Creating a sales culture is all about defining and driving the thinking, activities, and behaviors we want to characterize the culture. The best way to accomplish this foundational task is to identify and replicate proven success factors and top performer best practices.

Selling is a science applied with art (or vice versa)

I had a client who embarked on a company-wide commercial excellence initiative. Their goal was both lofty and admirable: They wanted to achieve world-class excellence in everything they did. But sales became a roadblock. As one of their manufacturing leaders put it, “When it comes to things like increasing production, speeding processes, and eliminating waste, I know what levers to pull. But sales is a mystery to me. It’s like some black art I just can’t get my arms around.”

While I understood her frustration, I could not disagree more. The same systematic, process-oriented approach used to improve performance in other areas of an organization are just as applicable in the sales discipline. It is simply a matter of measuring performance against proven success factors and best practices. However, the goals and performance indicators we choose have to be specific and measurable.

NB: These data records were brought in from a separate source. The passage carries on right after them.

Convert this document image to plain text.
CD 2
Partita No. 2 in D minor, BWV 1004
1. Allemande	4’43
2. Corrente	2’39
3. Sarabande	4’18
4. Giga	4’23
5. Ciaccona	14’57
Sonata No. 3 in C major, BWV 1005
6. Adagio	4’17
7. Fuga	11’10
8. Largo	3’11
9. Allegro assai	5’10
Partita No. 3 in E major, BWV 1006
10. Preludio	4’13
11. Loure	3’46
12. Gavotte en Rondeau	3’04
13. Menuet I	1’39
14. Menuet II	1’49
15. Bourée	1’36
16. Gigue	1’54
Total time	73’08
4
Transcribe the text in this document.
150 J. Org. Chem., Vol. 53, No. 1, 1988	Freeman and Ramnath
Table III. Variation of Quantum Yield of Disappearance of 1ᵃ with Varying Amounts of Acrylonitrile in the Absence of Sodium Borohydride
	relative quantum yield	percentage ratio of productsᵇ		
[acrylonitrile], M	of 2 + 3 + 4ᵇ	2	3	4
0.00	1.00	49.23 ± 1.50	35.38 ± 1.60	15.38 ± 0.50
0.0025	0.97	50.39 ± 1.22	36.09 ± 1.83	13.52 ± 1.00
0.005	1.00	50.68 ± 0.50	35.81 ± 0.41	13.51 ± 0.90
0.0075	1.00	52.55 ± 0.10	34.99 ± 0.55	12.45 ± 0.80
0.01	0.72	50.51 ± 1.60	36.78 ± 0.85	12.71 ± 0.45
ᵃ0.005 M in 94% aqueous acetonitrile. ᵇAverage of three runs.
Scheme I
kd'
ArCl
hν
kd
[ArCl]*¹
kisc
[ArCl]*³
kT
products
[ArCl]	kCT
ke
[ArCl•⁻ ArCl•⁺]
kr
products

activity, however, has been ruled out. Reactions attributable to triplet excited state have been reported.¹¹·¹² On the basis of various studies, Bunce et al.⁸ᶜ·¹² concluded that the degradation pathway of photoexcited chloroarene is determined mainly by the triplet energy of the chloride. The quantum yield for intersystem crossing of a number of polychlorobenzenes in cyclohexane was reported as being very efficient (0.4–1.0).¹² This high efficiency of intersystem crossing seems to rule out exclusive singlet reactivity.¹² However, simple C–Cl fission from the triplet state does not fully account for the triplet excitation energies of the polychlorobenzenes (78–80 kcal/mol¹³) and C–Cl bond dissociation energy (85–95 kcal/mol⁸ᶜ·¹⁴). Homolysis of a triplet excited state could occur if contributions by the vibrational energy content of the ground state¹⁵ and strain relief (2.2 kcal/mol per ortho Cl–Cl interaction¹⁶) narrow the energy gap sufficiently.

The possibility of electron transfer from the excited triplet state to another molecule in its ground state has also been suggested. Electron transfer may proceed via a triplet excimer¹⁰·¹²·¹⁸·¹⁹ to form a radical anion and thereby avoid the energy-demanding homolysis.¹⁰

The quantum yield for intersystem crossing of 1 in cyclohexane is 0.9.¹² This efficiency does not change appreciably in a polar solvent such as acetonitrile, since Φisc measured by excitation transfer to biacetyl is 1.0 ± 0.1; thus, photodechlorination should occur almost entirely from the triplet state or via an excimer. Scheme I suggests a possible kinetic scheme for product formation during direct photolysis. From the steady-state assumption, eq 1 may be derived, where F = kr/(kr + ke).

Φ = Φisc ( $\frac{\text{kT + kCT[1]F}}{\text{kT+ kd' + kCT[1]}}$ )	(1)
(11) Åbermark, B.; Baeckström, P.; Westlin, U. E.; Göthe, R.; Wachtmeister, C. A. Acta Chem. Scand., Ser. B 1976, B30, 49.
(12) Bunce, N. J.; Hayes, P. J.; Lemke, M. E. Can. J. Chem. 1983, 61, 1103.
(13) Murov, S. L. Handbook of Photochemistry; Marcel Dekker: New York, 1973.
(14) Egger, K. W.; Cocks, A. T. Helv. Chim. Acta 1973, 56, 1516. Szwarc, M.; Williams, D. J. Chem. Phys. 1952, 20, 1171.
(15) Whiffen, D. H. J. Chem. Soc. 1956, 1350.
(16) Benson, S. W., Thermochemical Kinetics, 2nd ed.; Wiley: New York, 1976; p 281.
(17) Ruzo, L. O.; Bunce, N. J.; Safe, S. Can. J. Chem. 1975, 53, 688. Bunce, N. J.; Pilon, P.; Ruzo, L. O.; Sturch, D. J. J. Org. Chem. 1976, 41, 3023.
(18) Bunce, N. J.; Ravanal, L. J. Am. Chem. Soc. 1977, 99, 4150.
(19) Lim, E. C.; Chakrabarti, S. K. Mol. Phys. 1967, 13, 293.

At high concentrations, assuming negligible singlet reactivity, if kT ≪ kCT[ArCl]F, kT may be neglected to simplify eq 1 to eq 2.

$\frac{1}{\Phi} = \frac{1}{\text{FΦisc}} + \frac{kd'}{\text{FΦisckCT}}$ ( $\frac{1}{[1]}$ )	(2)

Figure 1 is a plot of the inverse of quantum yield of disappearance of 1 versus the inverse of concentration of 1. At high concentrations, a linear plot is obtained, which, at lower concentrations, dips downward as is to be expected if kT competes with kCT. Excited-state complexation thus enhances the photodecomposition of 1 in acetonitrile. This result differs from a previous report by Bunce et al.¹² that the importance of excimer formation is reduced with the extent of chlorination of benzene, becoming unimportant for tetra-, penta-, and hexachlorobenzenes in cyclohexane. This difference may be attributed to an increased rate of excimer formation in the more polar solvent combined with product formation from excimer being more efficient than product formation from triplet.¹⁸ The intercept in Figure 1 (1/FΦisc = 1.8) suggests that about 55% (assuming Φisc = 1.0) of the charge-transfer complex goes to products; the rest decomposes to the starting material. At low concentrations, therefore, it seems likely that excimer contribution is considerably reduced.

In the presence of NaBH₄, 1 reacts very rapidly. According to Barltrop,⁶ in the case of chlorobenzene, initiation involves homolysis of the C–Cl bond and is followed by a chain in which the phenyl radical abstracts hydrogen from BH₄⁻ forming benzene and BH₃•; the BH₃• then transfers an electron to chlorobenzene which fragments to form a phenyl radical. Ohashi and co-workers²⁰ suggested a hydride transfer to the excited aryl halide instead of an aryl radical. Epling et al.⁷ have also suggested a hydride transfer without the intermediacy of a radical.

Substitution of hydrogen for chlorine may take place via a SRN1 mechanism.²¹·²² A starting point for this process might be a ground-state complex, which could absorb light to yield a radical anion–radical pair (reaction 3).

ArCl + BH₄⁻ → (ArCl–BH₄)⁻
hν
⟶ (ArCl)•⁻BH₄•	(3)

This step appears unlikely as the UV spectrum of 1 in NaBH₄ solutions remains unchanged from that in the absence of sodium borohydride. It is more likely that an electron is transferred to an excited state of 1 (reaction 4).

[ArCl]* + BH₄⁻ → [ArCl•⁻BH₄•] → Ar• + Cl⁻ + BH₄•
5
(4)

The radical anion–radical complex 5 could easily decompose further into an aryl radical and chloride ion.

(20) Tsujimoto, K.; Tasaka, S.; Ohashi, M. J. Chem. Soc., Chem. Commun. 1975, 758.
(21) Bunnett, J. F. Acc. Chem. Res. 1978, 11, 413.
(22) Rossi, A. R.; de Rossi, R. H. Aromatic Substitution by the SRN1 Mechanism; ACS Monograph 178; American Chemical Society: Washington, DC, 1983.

Think about the common goal most of us share of “getting more exercise.” What does that mean, exactly? Saying you are going to go to the gym “more” is very different than committing to 45-minutes of cardio three times a week. Without specific objectives and metrics, we are back to Yogi’s prophecy.

What Is a Transformation?

One definition of “transformation” reads “a change in form, appearance, nature or character.” Without a system for driving, reinforcing, and sustaining change over the long haul, we may achieve a short-term course correction. However, it likely will be doomed to become the latest flavor of the month.

Here’s a perfect example. A multibillion dollar industry is consistently growing despite a failure rate that exceeds 90 percent. Can you guess what it is? It’s the diet industry. Diets fail because they are not sustainable. They produce short-term improvement by forcing compliance. What they do not do is achieve long-term results by changing people’s eating and exercise habits.

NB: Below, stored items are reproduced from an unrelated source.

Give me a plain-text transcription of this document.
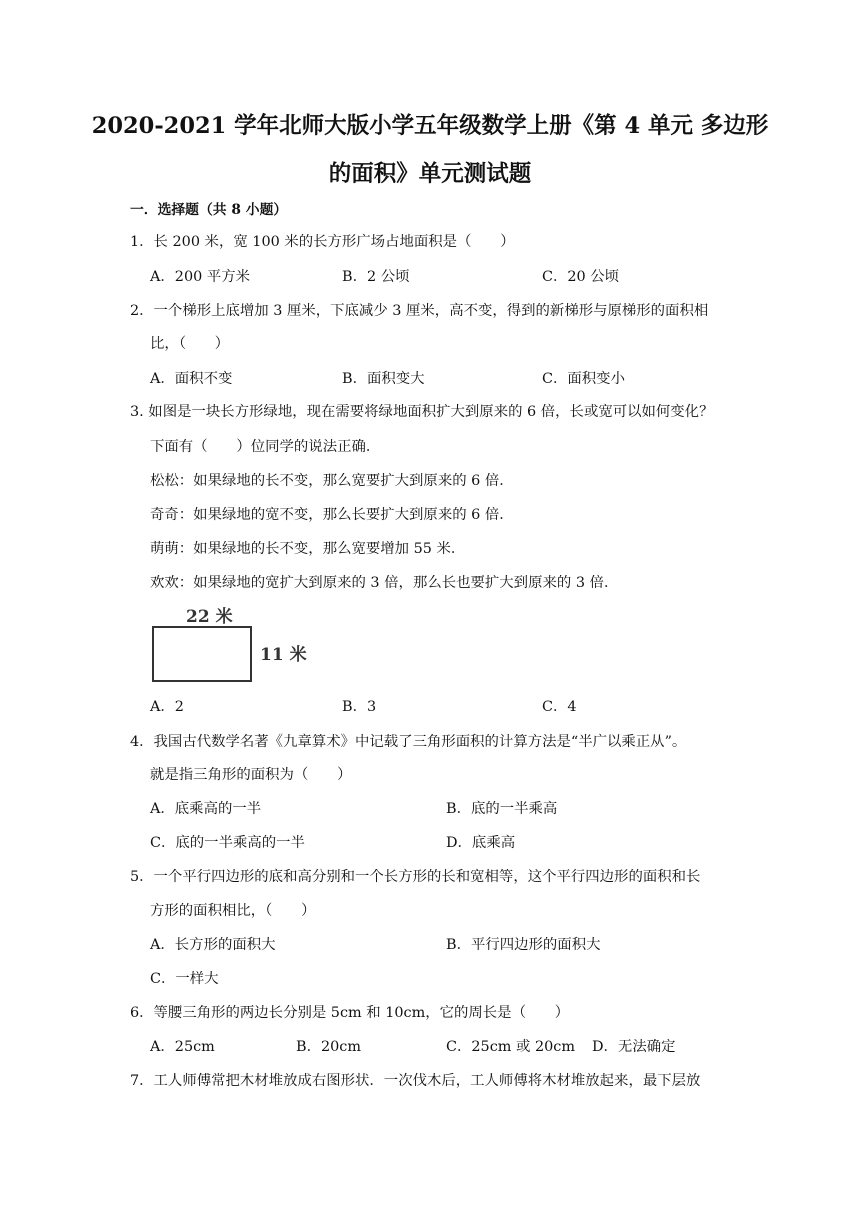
2020-2021 学年北师大版小学五年级数学上册《第 4 单元 多边形
的面积》单元测试题
一．选择题（共 8 小题）
1．长 200 米，宽 100 米的长方形广场占地面积是（　　）
A．200 平方米	B．2 公顷	C．20 公顷
2．一个梯形上底增加 3 厘米，下底减少 3 厘米，高不变，得到的新梯形与原梯形的面积相
比，（　　）
A．面积不变	B．面积变大	C．面积变小
3. 如图是一块长方形绿地，现在需要将绿地面积扩大到原来的 6 倍，长或宽可以如何变化？
下面有（　　）位同学的说法正确．
松松：如果绿地的长不变，那么宽要扩大到原来的 6 倍．
奇奇：如果绿地的宽不变，那么长要扩大到原来的 6 倍．
萌萌：如果绿地的长不变，那么宽要增加 55 米．
欢欢：如果绿地的宽扩大到原来的 3 倍，那么长也要扩大到原来的 3 倍．
22 米
11 米
A．2	B．3	C．4
4．我国古代数学名著《九章算术》中记载了三角形面积的计算方法是“半广以乘正从”。
就是指三角形的面积为（　　）
A．底乘高的一半	B．底的一半乘高
C．底的一半乘高的一半	D．底乘高
5．一个平行四边形的底和高分别和一个长方形的长和宽相等，这个平行四边形的面积和长
方形的面积相比，（　　）
A．长方形的面积大	B．平行四边形的面积大
C．一样大
6．等腰三角形的两边长分别是 5cm 和 10cm，它的周长是（　　）
A．25cm	B．20cm	C．25cm 或 20cm D．无法确定
7．工人师傅常把木材堆放成右图形状．一次伐木后，工人师傅将木材堆放起来，最下层放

The key to fundamentally altering the way people think, act, and behave is to make the elements of your change initiative the thing and not just another thing. Without constant, ongoing reinforcement supported by ease of use, people will quickly fall back on established habits. There is a direct correlation between the degree to which sales organizations embed measures designed to drive desirable thinking, activity, and behavior into daily activities and the degree to which these measures deliver results.

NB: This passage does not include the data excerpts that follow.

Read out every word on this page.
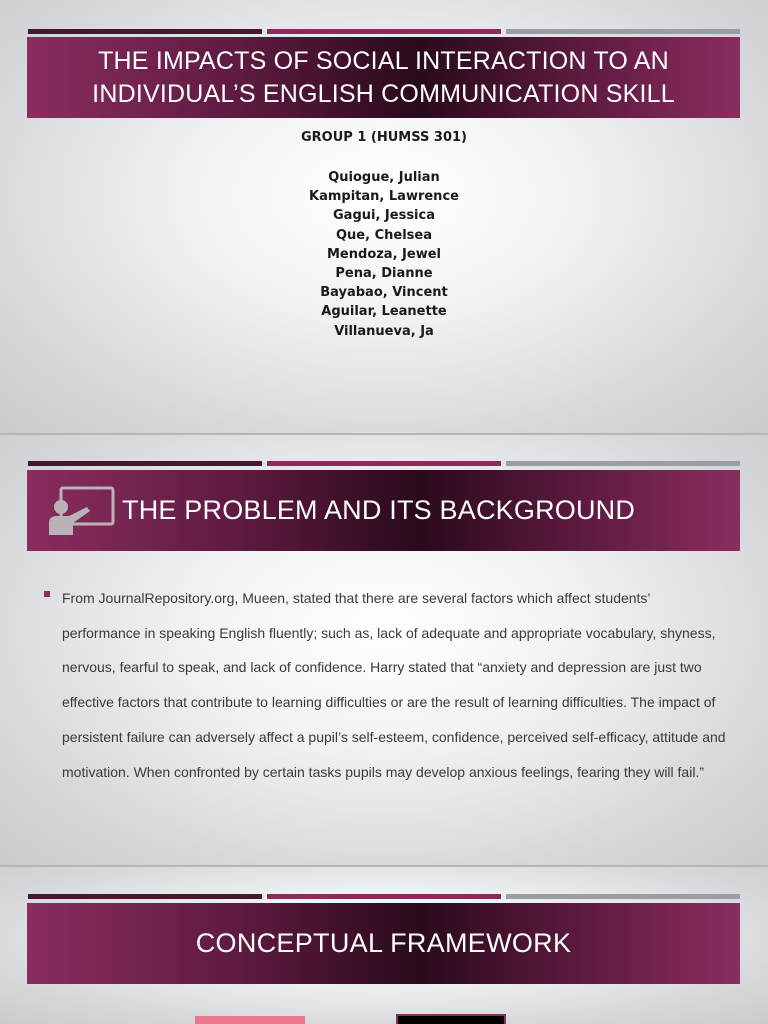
THE IMPACTS OF SOCIAL INTERACTION TO AN
INDIVIDUAL’S ENGLISH COMMUNICATION SKILL
GROUP 1 (HUMSS 301)
Quiogue, Julian
Kampitan, Lawrence
Gagui, Jessica
Que, Chelsea
Mendoza, Jewel
Pena, Dianne
Bayabao, Vincent
Aguilar, Leanette
Villanueva, Ja
THE PROBLEM AND ITS BACKGROUND
From JournalRepository.org, Mueen, stated that there are several factors which affect students’ performance in speaking English fluently; such as, lack of adequate and appropriate vocabulary, shyness, nervous, fearful to speak, and lack of confidence. Harry stated that “anxiety and depression are just two effective factors that contribute to learning difficulties or are the result of learning difficulties. The impact of persistent failure can adversely affect a pupil’s self-esteem, confidence, perceived self-efficacy, attitude and motivation. When confronted by certain tasks pupils may develop anxious feelings, fearing they will fail.”
CONCEPTUAL FRAMEWORK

One of my clients invested a tremendous amount of time and resources into creating a culture of sales excellence. They did just about everything right. We built a robust sales system. Executive-level commitment was secured. Value was demonstrated. Results were achieved and communicated. Tools, resources, and support were provided. However, only pockets of anecdotal success were achieved.

That is because the client did not initially have a CRM system in place. This made using the sales system an additional task with no mechanism for tying everything together. When they did launch a CRM platform, the impact on the sales-effectiveness initiative was immediate and dramatic. Integrating performance drivers into daily activities in a way that made them easy to use established an unmistakable rhythm and cadence.

Defining the Formula for Success

While successfully executing the kind of change necessary to bring about a desirable sales culture is complex and difficult, the formula for success is relatively simple. It starts with building consensus for the need to change and defining exactly what the change should look like. Then, a clear roadmap is needed that everyone can follow. The map must be both firm and flexible enough to address detours. Perhaps Mike Tyson put it best when he said,

“Everyone has a plan until they get punched in the face.”

Any good change-management initiative should be structured around a functional mechanism that allows you to roll with the punches while ensuring you stay the course.